All three viable candidates say that jolting the economy to provide more and better-paying jobs will sap both illegal immigration and criminal violence and prove to be Mexico's best gift to the United States and the world.
"We have to tend to our issues," said leftist Andres Manuel Lopez-Obrador, who is in second place in the polls. "For them to respect us outside, we need to resolve our problems."
"There has to be growth, there have to be jobs, there has to be well being," he said.
Lopez-Obrador proposes greater government involvement in the economy, with a New Deal type emphasis on helping the poor and a wide ranging anti-corruption drive. Vazquez favors a more hands off economic policy. Pena falls somewhere in the middle.
"Mexico today projects to the world an insecure, violent and impoverished country," Pena said in the June 10 debate. "It's incredible that, being neighbors of the first economic power in the world, Mexico has this poor economic performance."
He and his advisers in the Institutional Revolutionary Party, or PRI, say that allowing private investment in Mexico's state-owned petroleum and electricity monopolies offers the quickest way to provide that growth.
"The main objective of the reform is to have real development and growth," said Emilio Lozoya, Pena's international affairs coordinator. "We are doing it for our own good. But it will dramatically impact the bilateral relationship."

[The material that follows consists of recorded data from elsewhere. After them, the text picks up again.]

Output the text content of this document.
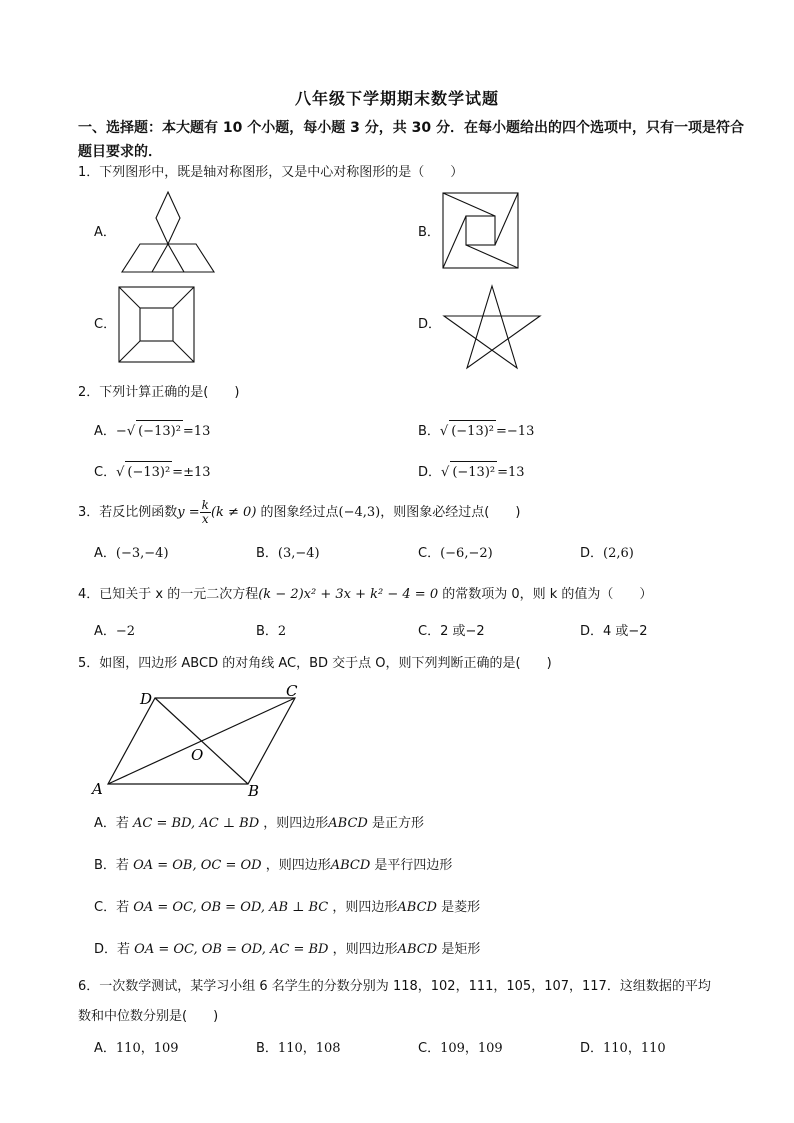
八年级下学期期末数学试题
一、选择题：本大题有 10 个小题，每小题 3 分，共 30 分．在每小题给出的四个选项中，只有一项是符合题目要求的．
1．下列图形中，既是轴对称图形，又是中心对称图形的是（　　）
A．	B．
C．	D．
2．下列计算正确的是(　　)
A．−√ (−13)² =13	B．√ (−13)² =−13
C．√ (−13)² =±13	D．√ (−13)² =13
3．若反比例函数$y = \frac{k}{x} (k \ne 0)$ 的图象经过点(−4,3)，则图象必经过点(　　)
A．(−3,−4)	B．(3,−4)	C．(−6,−2)	D．(2,6)
4．已知关于 x 的一元二次方程(k − 2)x² + 3x + k² − 4 = 0 的常数项为 0，则 k 的值为（　　）
A．−2	B．2	C．2 或−2	D．4 或−2
5．如图，四边形 ABCD 的对角线 AC，BD 交于点 O，则下列判断正确的是(　　)
A	B
C
D
O
A．若 AC = BD, AC ⊥ BD ，则四边形ABCD 是正方形
B．若 OA = OB, OC = OD ，则四边形ABCD 是平行四边形
C．若 OA = OC, OB = OD, AB ⊥ BC ，则四边形ABCD 是菱形
D．若 OA = OC, OB = OD, AC = BD ，则四边形ABCD 是矩形
6．一次数学测试，某学习小组 6 名学生的分数分别为 118，102，111，105，107，117．这组数据的平均
数和中位数分别是(　　)
A．110，109	B．110，108	C．109，109	D．110，110
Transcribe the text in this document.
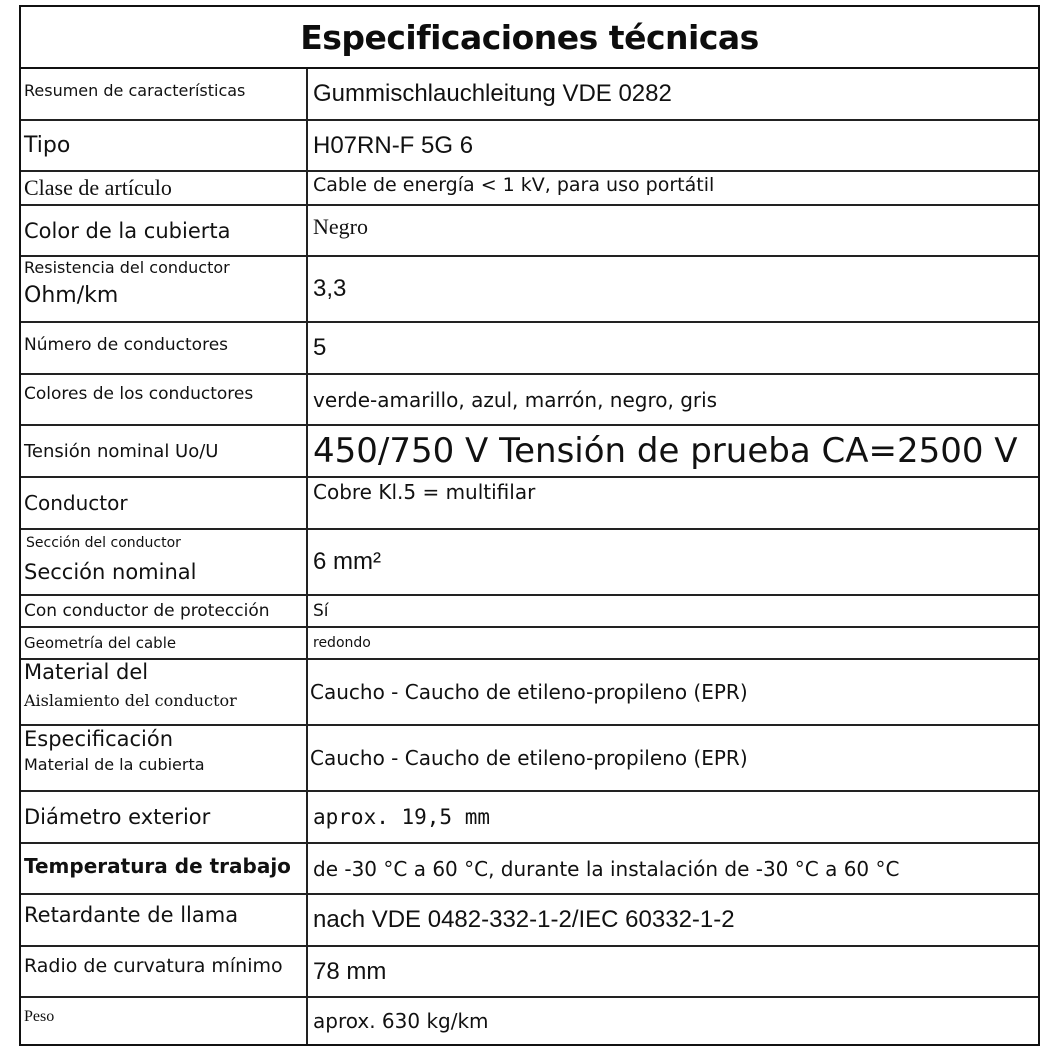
Especificaciones técnicas
Resumen de características	Gummischlauchleitung VDE 0282
Tipo	H07RN-F 5G 6
Clase de artículo	Cable de energía < 1 kV, para uso portátil
Color de la cubierta	Negro
Resistencia del conductor
Ohm/km	3,3
Número de conductores	5
Colores de los conductores	verde-amarillo, azul, marrón, negro, gris
Tensión nominal Uo/U	450/750 V Tensión de prueba CA=2500 V
Conductor	Cobre Kl.5 = multifilar
Sección del conductor
Sección nominal	6 mm²
Con conductor de protección	Sí
Geometría del cable	redondo
Material del
Aislamiento del conductor	Caucho - Caucho de etileno-propileno (EPR)
Especificación
Material de la cubierta	Caucho - Caucho de etileno-propileno (EPR)
Diámetro exterior	aprox. 19,5 mm
Temperatura de trabajo	de -30 °C a 60 °C, durante la instalación de -30 °C a 60 °C
Retardante de llama	nach VDE 0482-332-1-2/IEC 60332-1-2
Radio de curvatura mínimo	78 mm
Peso	aprox. 630 kg/km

Pena's planners hope to change the constitution to permit such investment, something his party's legislators scuttled when Calderon and others tried to do the same four years ago. Success will hinge upon the PRI winning majorities in Congress, something polls suggest quite possible, and bringing along members of Calderon's party.
"There seems to be a willingness between the two parties for a meaningful reform," said Duncan Wood, an energy and political analyst in Mexico City.
He and others suggest some energy reforms could be passed by a new Congress in September before Calderon leaves office.
Shale gas development
Allowing foreign investment in the oil fields, which were nationalized in 1938 and remain the exclusive fief of Petroleos Mexicanos, or Pemex, will be especially touchy. Planners also hope to allow private participation in refineries and distribution channels like gas stations.
Lopez Obrador and his supporters, as well as left-leaning or nationalistic members of Pena's PRI, firmly oppose any change to Pemex's control.
Pemex delivers nearly all its profit directly to Mexico's treasury, providing nearly 40 percent of public funds and leaving the company little for exploration and investment. Reforms would lighten that financial burden, planners say, but require raising taxes elsewhere to make up the difference.
"It's not going to be easy," economist Francisco Suarez-Davila, deputy director of a leading PRI think tank, said of transforming Pemex. "But we have to open it up."
Pena aides believe its more likely they could get quick congressional approval for private investment in developing Mexico's shale gas fields, most of which lie just below the South Texas border. They argue that shale gas is not included in the congressionally mandated national ownership of oil.
"You just have to look north to see the potential," Lozoya said, referring to the shale gas boom, which some have argued will make the United States energy self-sufficient.
"Obviously we are going to develop that with private capital," he said. "It's a huge opportunity on both sides of the border."